I'm with you almost all the way, but what would force an out-of-district Alabama same-sex couple to file a new suit? Personal jurisdiction operates at a state level, and venue in Judge Granade's court seems proper as to out-of-state judges added as defendants to the current litigation. See 28 USC 1391(b)(1) (providing for venue in a judicial district in which "any defendant resides, if all defendants are residents of the state"). Is there some special venue that applies when you seek to intervene and add a defendant after a judgment has been entered?

Posted by: Steve H | Feb 13, 2015 9:34:34 AM

As I suspected, the order merely enjoins Judge Davis from enforcing AL's laws that prohibit, and fail to recognize, same-sex marriage. So, technically, they don't require him to grant same-sex marriage licenses, as long as he doesn't grant any opposite-sex marriage licenses either -- which, as mentioned earlier, I don't think he's *required* to do under state law.

Posted by: Hash | Feb 12, 2015 10:22:28 PM

Does the order affirmatively require granting the license? The quote in the NYT article only says Davis is enjoined from denying a license on certain grounds. But can't he just refuse to grant any licenses? I thought I saw somewhere that AL probate judges have no state-law duty to grant marriage licenses at all.

Posted by: Hash | Feb 12, 2015 8:24:48 PM

I'll give you that, but I still don't think it's inconceivable that another district judge in Alabama could agree with the Sixth Circuit, and the likely view of at least three Justices. Especially if there are some fairly conservative district judges in Alabama. At the least, some probate judges could reasonably believe they have a shot in district court.

Posted by: Anon | Feb 12, 2015 7:37:26 PM

Maybe they should have, which is why I have said that they have been practically stupid but legally correct. But the original injunction did not affect anyone that matters to the question of marriage licenses. I think there is symbolic value to seeing one of their own obligated to actually issue licenses to same-sex couples.

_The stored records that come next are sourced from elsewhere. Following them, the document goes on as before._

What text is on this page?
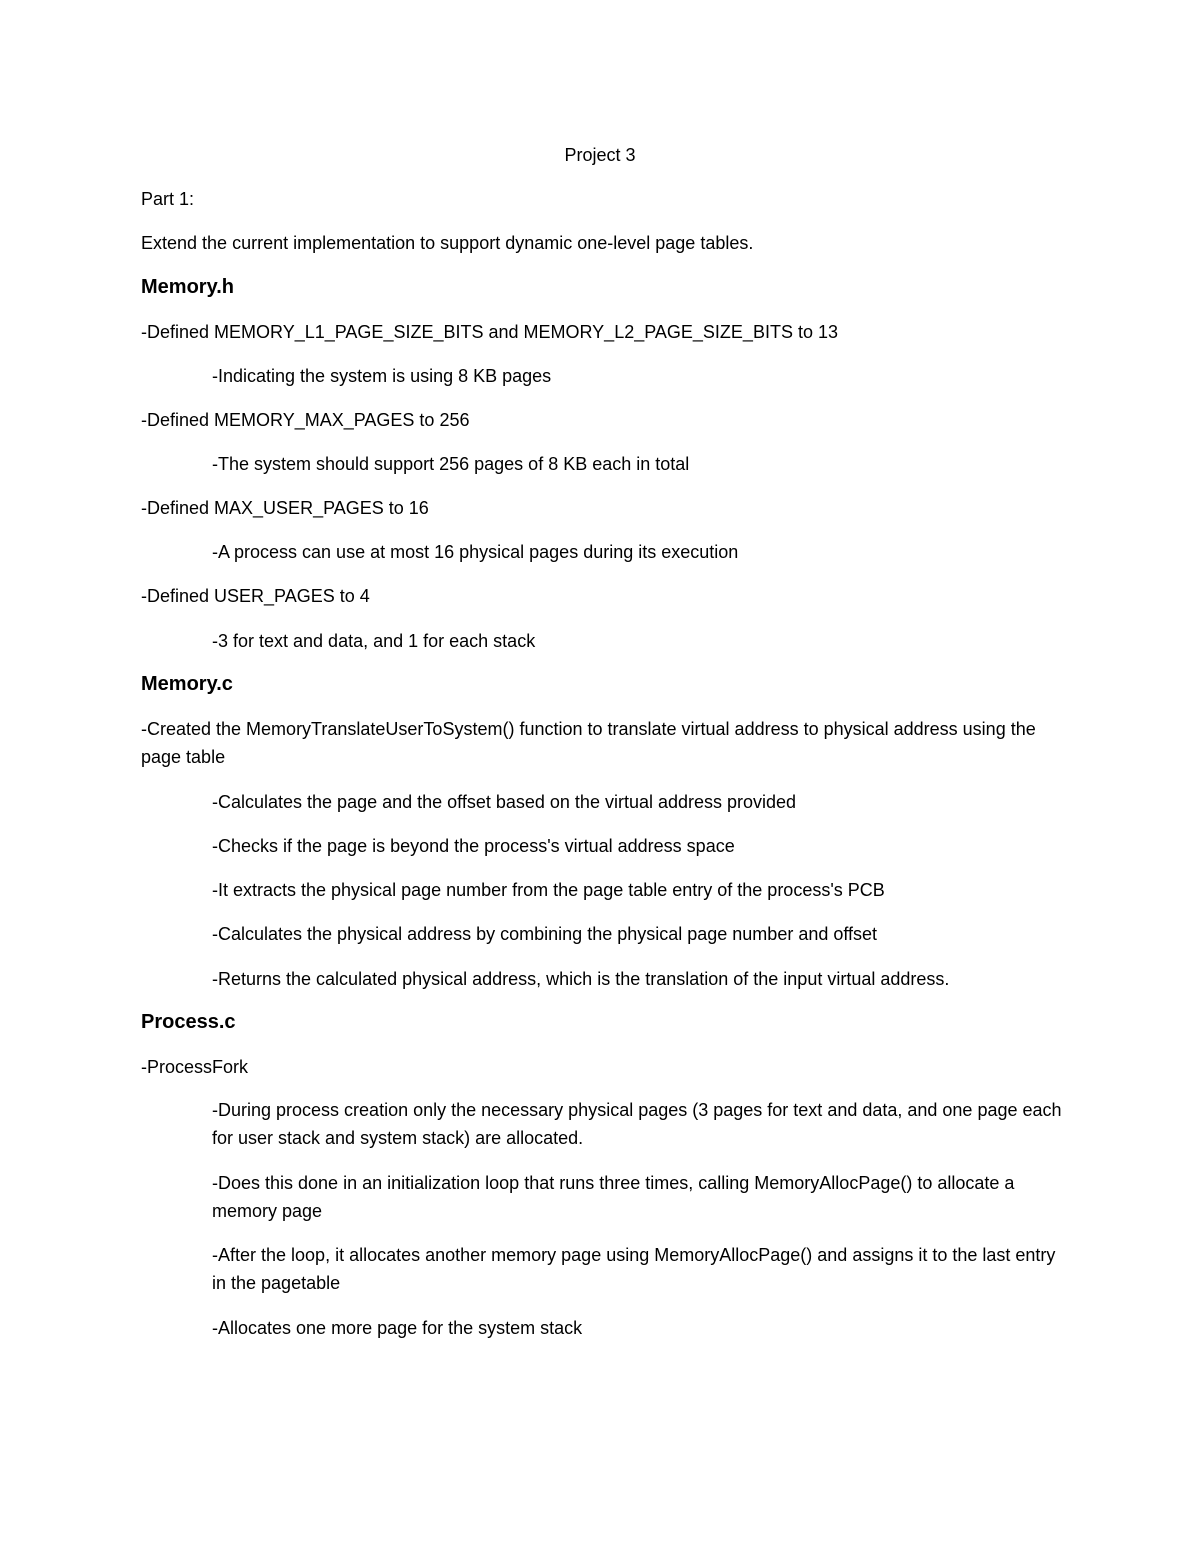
Project 3

Part 1:

Extend the current implementation to support dynamic one-level page tables.

Memory.h

-Defined MEMORY_L1_PAGE_SIZE_BITS and MEMORY_L2_PAGE_SIZE_BITS to 13

-Indicating the system is using 8 KB pages

-Defined MEMORY_MAX_PAGES to 256

-The system should support 256 pages of 8 KB each in total

-Defined MAX_USER_PAGES to 16

-A process can use at most 16 physical pages during its execution

-Defined USER_PAGES to 4

-3 for text and data, and 1 for each stack

Memory.c

-Created the MemoryTranslateUserToSystem() function to translate virtual address to physical address using the page table

-Calculates the page and the offset based on the virtual address provided

-Checks if the page is beyond the process's virtual address space

-It extracts the physical page number from the page table entry of the process's PCB

-Calculates the physical address by combining the physical page number and offset

-Returns the calculated physical address, which is the translation of the input virtual address.

Process.c

-ProcessFork

-During process creation only the necessary physical pages (3 pages for text and data, and one page each for user stack and system stack) are allocated.

-Does this done in an initialization loop that runs three times, calling MemoryAllocPage() to allocate a memory page

-After the loop, it allocates another memory page using MemoryAllocPage() and assigns it to the last entry in the pagetable

-Allocates one more page for the system stack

Posted by: Howard Wasserman | Feb 12, 2015 6:20:36 PM

"I would be very surprised if any other probate judge bothers denying anyone else a license; it just is not worth the effort, as I cannot see a federal judge in either district reaching a different conclusion about the constitutionality of same-sex marriage bans."

Why? Because of what the Supreme Court's declining to stay Judge Granade's original decision suggests about how they'll rule in late June? Plaintiffs lost in the Sixth Circuit in August and Louisiana in September, at a time when the ultimate outcome of this litigation in the Supreme Court wasn't a whole lot less clear than it is now, so it's not a given that every district judge in Alabama would follow the Court's signals. I also don't see why Judge Granade's enjoining one probate judge makes much difference for probate judges in other districts, if you're right. You're claiming that it's not worth the effort because the outcome of a suit against a probate judge before any district judge in Alabama is preordained, but if that's true it was true before Judge Granade's injunction today.